Despite growing awareness of mental health issues affecting the Armed Forces community, many sufferers miss out on essential support and therapies.
Campaigns like Heads Together have started to break down the stigma surrounding mental health. Despite this around three per cent of military personnel have a mental health disorder and more go undiagnosed and untreated.
These health problems can have a long-term impact on sufferers, their families and on health services.
Music therapy has been used to help rehabilitate veterans since World War Two, but many struggling to transition back into civilian life still have no access to this therapy.

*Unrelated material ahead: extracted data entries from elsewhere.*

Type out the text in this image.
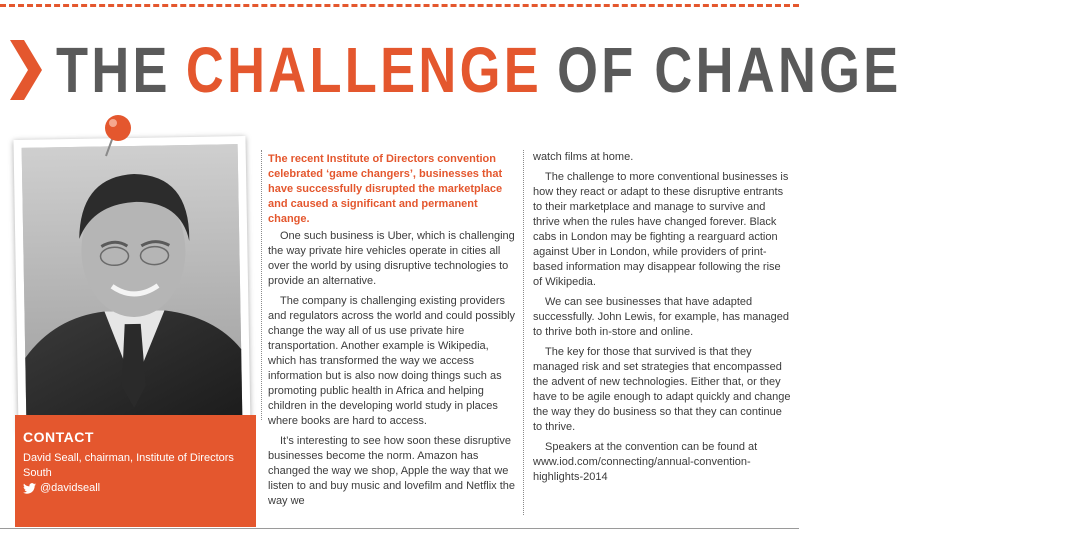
THE CHALLENGE OF CHANGE
CONTACT
David Seall, chairman, Institute of Directors South
@davidseall

The recent Institute of Directors convention celebrated ‘game changers’, businesses that have successfully disrupted the marketplace and caused a significant and permanent change.

One such business is Uber, which is challenging the way private hire vehicles operate in cities all over the world by using disruptive technologies to provide an alternative.

The company is challenging existing providers and regulators across the world and could possibly change the way all of us use private hire transportation. Another example is Wikipedia, which has transformed the way we access information but is also now doing things such as promoting public health in Africa and helping children in the developing world study in places where books are hard to access.

It’s interesting to see how soon these disruptive businesses become the norm. Amazon has changed the way we shop, Apple the way that we listen to and buy music and lovefilm and Netflix the way we

watch films at home.

The challenge to more conventional businesses is how they react or adapt to these disruptive entrants to their marketplace and manage to survive and thrive when the rules have changed forever. Black cabs in London may be fighting a rearguard action against Uber in London, while providers of print-based information may disappear following the rise of Wikipedia.

We can see businesses that have adapted successfully. John Lewis, for example, has managed to thrive both in-store and online.

The key for those that survived is that they managed risk and set strategies that encompassed the advent of new technologies. Either that, or they have to be agile enough to adapt quickly and change the way they do business so that they can continue to thrive.

Speakers at the convention can be found at www.iod.com/connecting/annual-convention-highlights-2014
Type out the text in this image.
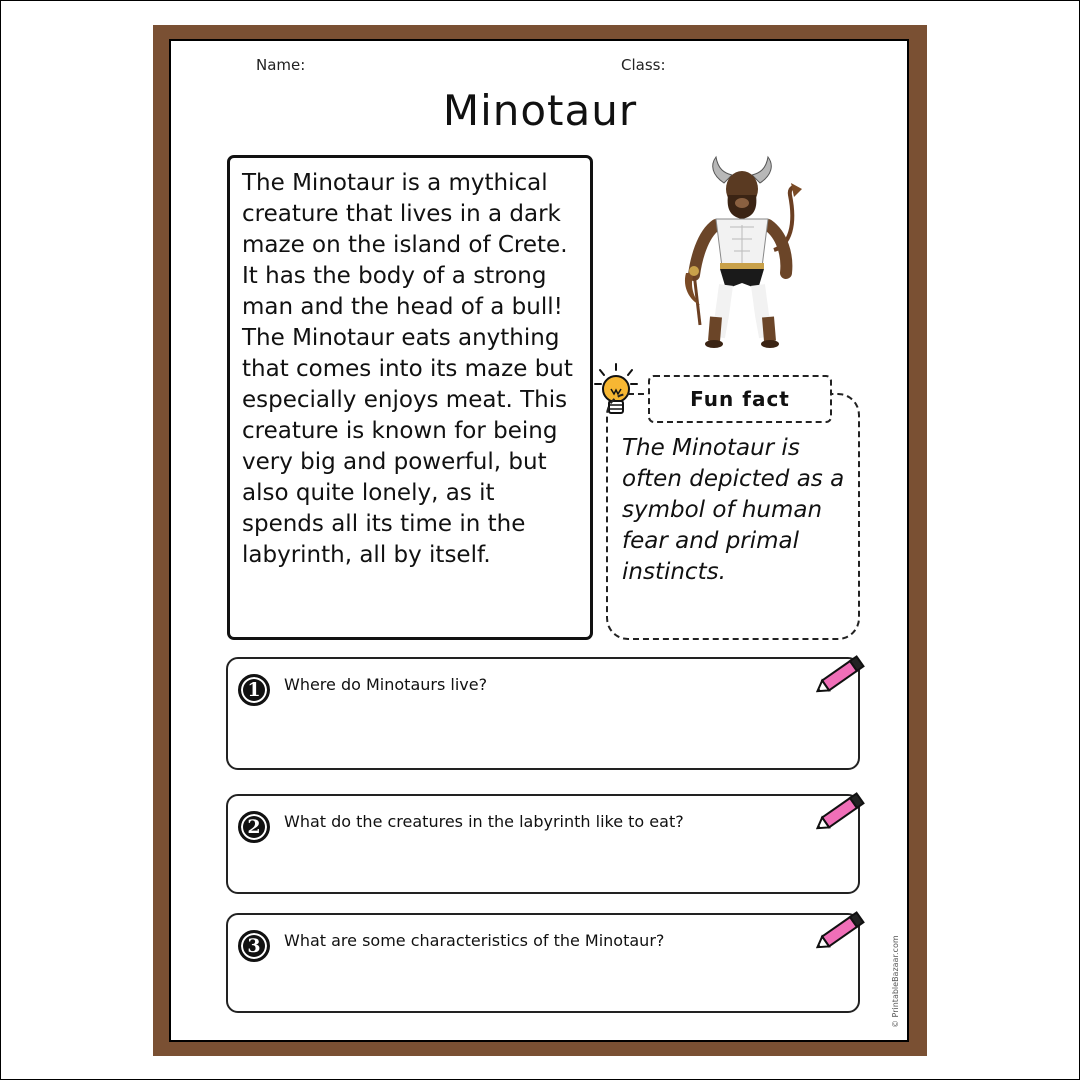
Name:	Class:
Minotaur

The Minotaur is a mythical creature that lives in a dark maze on the island of Crete. It has the body of a strong man and the head of a bull! The Minotaur eats anything that comes into its maze but especially enjoys meat. This creature is known for being very big and powerful, but also quite lonely, as it spends all its time in the labyrinth, all by itself.

The Minotaur is often depicted as a symbol of human fear and primal instincts.

Fun fact
1	Where do Minotaurs live?
2	What do the creatures in the labyrinth like to eat?
3	What are some characteristics of the Minotaur?	© PrintableBazaar.com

As well as supporting veterans’ rehabilitation following traumatic brain injury or other physical injuries, neurologic music therapy offers a powerful way to ease the symptoms of mental health issues.
The therapy can be used to treat PTSD, depression, pain and anxiety as well as isolation.
Joint managing director of arts therapy provider Chroma, Daniel Thomas, says: “Service personnel deserve access to the full spectrum of rehabilitation treatments available but not enough ex-servicemen and women have access to them all.
“There is considerable research that demonstrates people respond well to music as a treatment because it’s perceived as enjoyable and non-threatening.”
PTSD is one of the most common issues for veterans and many can suffer from this for more than 15 years after combat, with 30 per cent of sufferers dealing with this condition for the rest of their lives.
He adds, “PTSD is a normal reaction to abnormal events. Traumatic memories that cause PTSD are not stored like ‘normal’ memories, but music can by-pass cognitive appraisal to be used by the amygdala, the part of the brain which is responsible for emotions, survival instincts, and memory, in almost direct emotional processing.
“For many, talking therapies can be both distressing and intrusive and that’s why we developed a music therapy rehabilitation to help veterans. It’s something that works, as music is usually enjoyed in a safe environment, whilst also being evocative.”